Research
The second-person, top-down views of a BYOL-Explore agent solving DM-HARD-8's Thow-Across level, while pure RL and other basic exploration methods fail to progress on Thow-Across.
Curiosity-driven exploration is the active process of searching for new information to improve the agent's understanding of its environment. Suppose the agent has learned a model of the world that can predict future events given the history of past events. The agent motivated by curiosity can then use the inadequacy of the predictions of the world model as an intrinsic reward to direct its exploration policy towards the search for new information. So the agent can then use this new information to improve the world model itself to allow it to make better predictions. This iterative process can allow the agent to eventually explore each new thing in the world and use this information to construct an accurate world model.
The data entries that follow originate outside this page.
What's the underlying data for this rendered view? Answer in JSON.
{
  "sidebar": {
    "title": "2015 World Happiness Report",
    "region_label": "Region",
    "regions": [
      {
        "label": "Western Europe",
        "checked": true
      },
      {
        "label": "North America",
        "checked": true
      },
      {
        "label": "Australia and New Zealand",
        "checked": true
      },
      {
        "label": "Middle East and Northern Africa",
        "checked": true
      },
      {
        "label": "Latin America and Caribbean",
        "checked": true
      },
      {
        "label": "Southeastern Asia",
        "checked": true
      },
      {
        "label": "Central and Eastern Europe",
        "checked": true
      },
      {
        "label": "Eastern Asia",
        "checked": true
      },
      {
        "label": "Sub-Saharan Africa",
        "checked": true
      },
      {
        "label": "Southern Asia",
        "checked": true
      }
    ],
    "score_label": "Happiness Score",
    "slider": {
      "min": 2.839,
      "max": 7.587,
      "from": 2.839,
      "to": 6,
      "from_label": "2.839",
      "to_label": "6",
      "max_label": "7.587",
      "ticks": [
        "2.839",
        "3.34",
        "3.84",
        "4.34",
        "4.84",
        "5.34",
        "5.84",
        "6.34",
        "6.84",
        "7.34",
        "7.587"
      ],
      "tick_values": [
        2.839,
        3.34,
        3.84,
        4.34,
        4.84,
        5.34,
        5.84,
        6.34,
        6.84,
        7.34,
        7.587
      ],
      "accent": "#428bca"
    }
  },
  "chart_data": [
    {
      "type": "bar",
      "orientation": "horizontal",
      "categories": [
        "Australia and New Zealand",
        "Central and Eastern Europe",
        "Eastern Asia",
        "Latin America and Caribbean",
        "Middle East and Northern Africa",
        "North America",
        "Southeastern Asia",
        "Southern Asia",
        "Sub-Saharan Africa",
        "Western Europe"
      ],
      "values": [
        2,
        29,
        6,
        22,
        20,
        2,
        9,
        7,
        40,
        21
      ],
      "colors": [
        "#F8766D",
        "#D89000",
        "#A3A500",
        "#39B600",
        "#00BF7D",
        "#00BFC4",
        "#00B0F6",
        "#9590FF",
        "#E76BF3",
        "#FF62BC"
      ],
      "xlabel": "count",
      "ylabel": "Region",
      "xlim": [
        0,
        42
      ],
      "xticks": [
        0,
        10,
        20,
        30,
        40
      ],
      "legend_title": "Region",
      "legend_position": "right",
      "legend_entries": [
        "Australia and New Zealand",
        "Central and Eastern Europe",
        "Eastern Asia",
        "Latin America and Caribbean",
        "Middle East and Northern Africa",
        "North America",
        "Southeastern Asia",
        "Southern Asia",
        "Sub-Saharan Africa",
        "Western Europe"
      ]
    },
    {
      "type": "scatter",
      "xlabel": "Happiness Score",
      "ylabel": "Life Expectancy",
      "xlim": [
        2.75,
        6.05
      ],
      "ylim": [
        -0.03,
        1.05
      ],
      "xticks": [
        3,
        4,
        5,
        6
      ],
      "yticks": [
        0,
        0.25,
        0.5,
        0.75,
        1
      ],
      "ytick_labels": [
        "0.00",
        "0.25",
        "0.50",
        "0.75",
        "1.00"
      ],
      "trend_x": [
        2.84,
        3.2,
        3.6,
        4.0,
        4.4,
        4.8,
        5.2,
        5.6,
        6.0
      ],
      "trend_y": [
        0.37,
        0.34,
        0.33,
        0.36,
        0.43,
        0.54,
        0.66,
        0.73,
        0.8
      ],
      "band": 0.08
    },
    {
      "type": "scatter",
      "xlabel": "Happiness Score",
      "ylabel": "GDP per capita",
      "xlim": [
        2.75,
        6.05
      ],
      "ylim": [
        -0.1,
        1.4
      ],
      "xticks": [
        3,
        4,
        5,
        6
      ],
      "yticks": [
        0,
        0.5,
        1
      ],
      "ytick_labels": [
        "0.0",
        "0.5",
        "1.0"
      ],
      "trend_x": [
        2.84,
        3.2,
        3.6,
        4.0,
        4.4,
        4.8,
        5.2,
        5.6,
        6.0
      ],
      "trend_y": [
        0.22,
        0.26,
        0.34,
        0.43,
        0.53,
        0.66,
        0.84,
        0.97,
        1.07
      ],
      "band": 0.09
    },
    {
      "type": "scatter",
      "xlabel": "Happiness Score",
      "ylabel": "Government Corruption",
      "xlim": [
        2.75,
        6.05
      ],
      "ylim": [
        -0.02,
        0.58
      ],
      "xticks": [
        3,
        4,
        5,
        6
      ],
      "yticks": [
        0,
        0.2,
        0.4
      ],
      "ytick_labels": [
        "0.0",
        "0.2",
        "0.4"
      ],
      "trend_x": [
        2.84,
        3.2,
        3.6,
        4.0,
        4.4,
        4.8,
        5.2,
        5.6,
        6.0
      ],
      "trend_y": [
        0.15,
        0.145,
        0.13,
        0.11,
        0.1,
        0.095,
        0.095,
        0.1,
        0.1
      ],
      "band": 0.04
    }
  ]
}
Inspired by the success of start your own latent (BYOL) – which was applied in computer vision, learning graphic representationAnd learning representations in RL – we propose BYOL-Explore: a conceptually simple but general, curiosity-driven AI agent for solving difficult exploration tasks. BYOL-Explore learns a representation of the world by predicting its own future representation. Then, it uses the representation-level prediction error as an intrinsic reward to form a curiosity-driven policy. Therefore, BYOL-Explore learns both a world representation, world dynamics, and a curiosity-driven exploration policy, simply by optimizing the prediction error at the representation level.
Comparison between BYOL-Explore, Random Network Distillation (RND), Intrinsic Curiosity Module (ICM) and pure RL (no intrinsic reward), in terms of average human normalized capped score (CHNS).
Despite the simplicity of its design, when applied to DM-DUR-8 suite of challenging, visually complex and challenging 3D exploration tasks, BYOL-Explore outperforms standard curiosity-based exploration methods such as Network random distillation (RND) and Intrinsic Curiosity Module (ICM), in terms of the average human normalized capped score (CHNS), measured across all tasks. Remarkably, BYOL-Explore achieved this performance using a single network trained simultaneously on all tasks, whereas previous work was limited to the single-task setting and could only make significant progress on these tasks if they were accompanied by demonstrations by human experts.
Further proof of its generality, BYOL-Explore achieves superhuman performance in the ten most difficult explorations. Atari gameswhile having a simpler design than other competing agents, such as Agent57 And Go exploring.
Comparison between BYOL-Explore, Random Network Distillation (RND), Intrinsic Curiosity Module (ICM) and pure RL (no intrinsic reward), in terms of average human normalized capped score (CHNS).
In the future, we can generalize BYOL-Explore to highly stochastic environments by learning a probabilistic world model that could be used to generate trajectories of future events. This could allow the agent to model the possible stochasticity of the environment, avoid stochastic traps and plan exploration.